Czesław Michniewicz powołał we wtorek aż 39 zawodników na czerwcowe zgrupowanie reprezentacji Polski połączone z czterema meczami Ligi Narodów z Walią, Belgią (dwukrotnie) i Holandią. Na liście znalazł się tylko jeden piłkarz z ligi rosyjskiej - Sebastian Szymański z Dynama Moskwa.
Jak zapowiedział Michniewicz na spotkaniu z dziennikarzami, na zgrupowaniu kadry Sebastian Szymański będzie już po rozegraniu ostatniego meczu w barwach rosyjskiego klubu.
W niedzielę 29 maja na moskiewskich Łużnikach dojdzie do starcia dwóch klubów ze stolicy w finale Pucharu Rosji. Dynamo Szymańskiego zmierzy się ze Spartakiem, a tak późna data tego meczu oznacza, że były piłkarz Legii Warszawa, podobnie jak kilku zawodników z amerykańskiej MLS (Buksa, Jóźwiak, Slonina), doleci na zgrupowanie z opóźnieniem i jak poinformował selekcjoner, niemal na pewno nie zagra w pierwszym meczu z Walią we Wrocławiu (1 czerwca).
- Sebastian Szymański przed finałem Pucharu Rosji będzie już spakowany i wyjedzie z Rosji na dobre. Nie zamierza tam wracać - mówił we wtorek Czesław Michniewicz.
Agent zawodnika Mariusz Piekarski miał otrzymać zapewnienie od władz Dynama, że te pozwolą odejść Szymańskiemu już latem. Nie wiadomo jeszcze, na jakiej zasadzie miałoby się to odbyć - czy jako normalny transfer definitywny, czy jeszcze jakąś inną furtkę otworzy w najbliższych tygodniach FIFA, która wciąż nie podjęła decyzji, dotyczącej przyszłości zawodników z Ukrainy i Rosji w nowym sezonie 2022/23.
W przypadku 23-letniego Szymańskiego mówi się przede wszystkim o transferze do hiszpańskiej La Liga. Zainteresowane Polakiem miałyby być kluby z Sewilli - Betis i Sevilla, a kwota transferu przekroczyłaby 10 milionów euro, o ile FIFA nie pozwoli zawodnikom odejść z Rosji na innych zasadach.
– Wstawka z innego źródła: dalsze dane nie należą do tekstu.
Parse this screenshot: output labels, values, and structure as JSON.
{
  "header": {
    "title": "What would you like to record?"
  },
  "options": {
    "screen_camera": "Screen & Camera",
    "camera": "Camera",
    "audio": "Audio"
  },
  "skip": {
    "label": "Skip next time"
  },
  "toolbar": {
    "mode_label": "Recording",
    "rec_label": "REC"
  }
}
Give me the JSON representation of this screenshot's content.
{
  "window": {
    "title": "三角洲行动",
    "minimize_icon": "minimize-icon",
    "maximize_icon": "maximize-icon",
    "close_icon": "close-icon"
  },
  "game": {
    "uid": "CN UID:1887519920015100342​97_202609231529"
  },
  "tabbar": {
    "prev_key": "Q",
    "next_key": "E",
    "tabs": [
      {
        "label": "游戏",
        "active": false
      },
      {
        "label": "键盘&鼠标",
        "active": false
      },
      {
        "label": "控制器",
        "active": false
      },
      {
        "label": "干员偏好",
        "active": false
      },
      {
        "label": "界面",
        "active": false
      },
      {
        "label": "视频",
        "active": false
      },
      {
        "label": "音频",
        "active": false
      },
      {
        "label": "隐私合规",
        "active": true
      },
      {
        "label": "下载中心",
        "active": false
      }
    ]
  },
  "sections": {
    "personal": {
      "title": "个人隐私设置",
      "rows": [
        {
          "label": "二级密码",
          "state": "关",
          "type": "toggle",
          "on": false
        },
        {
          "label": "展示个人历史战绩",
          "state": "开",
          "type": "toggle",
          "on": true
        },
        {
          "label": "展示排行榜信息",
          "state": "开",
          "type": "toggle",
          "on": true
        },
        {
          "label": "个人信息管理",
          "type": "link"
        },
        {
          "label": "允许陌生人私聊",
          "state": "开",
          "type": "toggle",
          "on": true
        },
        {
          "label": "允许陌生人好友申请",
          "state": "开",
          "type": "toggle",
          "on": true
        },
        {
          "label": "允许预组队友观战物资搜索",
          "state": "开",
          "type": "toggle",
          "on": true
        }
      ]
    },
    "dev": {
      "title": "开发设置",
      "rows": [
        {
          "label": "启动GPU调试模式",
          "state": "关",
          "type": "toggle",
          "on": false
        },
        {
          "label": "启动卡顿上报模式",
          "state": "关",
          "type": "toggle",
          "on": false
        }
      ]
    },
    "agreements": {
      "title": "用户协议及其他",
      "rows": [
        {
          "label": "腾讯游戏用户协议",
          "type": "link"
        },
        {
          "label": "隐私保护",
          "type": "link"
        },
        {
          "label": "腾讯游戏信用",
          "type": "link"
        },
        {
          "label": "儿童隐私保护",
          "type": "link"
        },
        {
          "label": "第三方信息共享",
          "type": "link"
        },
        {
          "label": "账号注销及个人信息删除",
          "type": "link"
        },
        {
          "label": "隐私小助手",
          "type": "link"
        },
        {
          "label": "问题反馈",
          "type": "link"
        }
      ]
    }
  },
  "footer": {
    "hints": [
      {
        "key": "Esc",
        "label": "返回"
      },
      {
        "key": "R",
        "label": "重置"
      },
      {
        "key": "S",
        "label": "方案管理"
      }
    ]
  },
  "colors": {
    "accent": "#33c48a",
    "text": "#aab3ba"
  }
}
Kwestia gry w Rosji sprawiła, że na czerwcowe zgrupowanie nie został powołany Maciej Rybus z Lokomotiwu Moskwa. 32-latkowi w czerwcu wygasa kontrakt z moskiewskim klubem, ale wcale nie jest powiedziane, że nie zostanie on w Rosji na dłużej. Przed nim ważna decyzja, choćby ze względu na rodzinę - żona Rybusa jest Rosjanką, a dzieci pary od początku wychowują się w Moskwie.
- Rozmawiałem z nim przed powołaniami. Kończy mu się kontrakt z Lokomotiwem i otrzymał propozycję jego przedłużenia, ale też ma inne oferty z Rosji i innych lig. To dla niego trudny czas. Może ostatecznie zostać w Rosji i dlatego chcieliśmy uniknąć zamieszania, które mogłoby powstać z tego powodu - tłumaczył Michniewicz. Słowa selekcjonera mogą oznaczać, że Maciej Rybus w reprezentacji już nie zagra, jeśli zdecyduje się pozostać w Rosji na dłużej.
Tego uniknąć chce Grzegorz Krychowiak, który wciąż pozostaje formalnie piłkarzem FK Krasnodar. Z tego powodu doświadczony pomocnik najprawdopodobniej opuści ostatni czerwcowy mecz kadry z Belgią na Stadionie Narodowym w Warszawie (14 czerwca).
Krychowiak zakończył sezon w AEK Ateny, ale jego klub zajął w lidze greckiej dopiero piąte miejsce i nie zakwalifikował się do europejskich pucharów. Wobec tego nie jest powiedziane, że były gracz PSG i Sevilli zostanie w Atenach na dłużej. Na razie jednak musi stawić się na treningu w Krasnodarze, a klub wezwał go do powrotu już 20 czerwca. Dlatego też Czesław Michniewicz zapowiedział, że Krychowiak z Belgią na Narodowym nie zagra, a po meczu z Holandią w Rotterdamie 11 czerwca uda się na krótki urlop.
32-letni Krychowiak ma jednak robić wszystko, aby pożegnać się definitywnie z Krasnodarem. W grę wchodzi nawet rozwiązanie kontraktu za porozumieniem stron i wówczas pomocnik będzie mógł swobodnie wybrać nowego pracodawcę.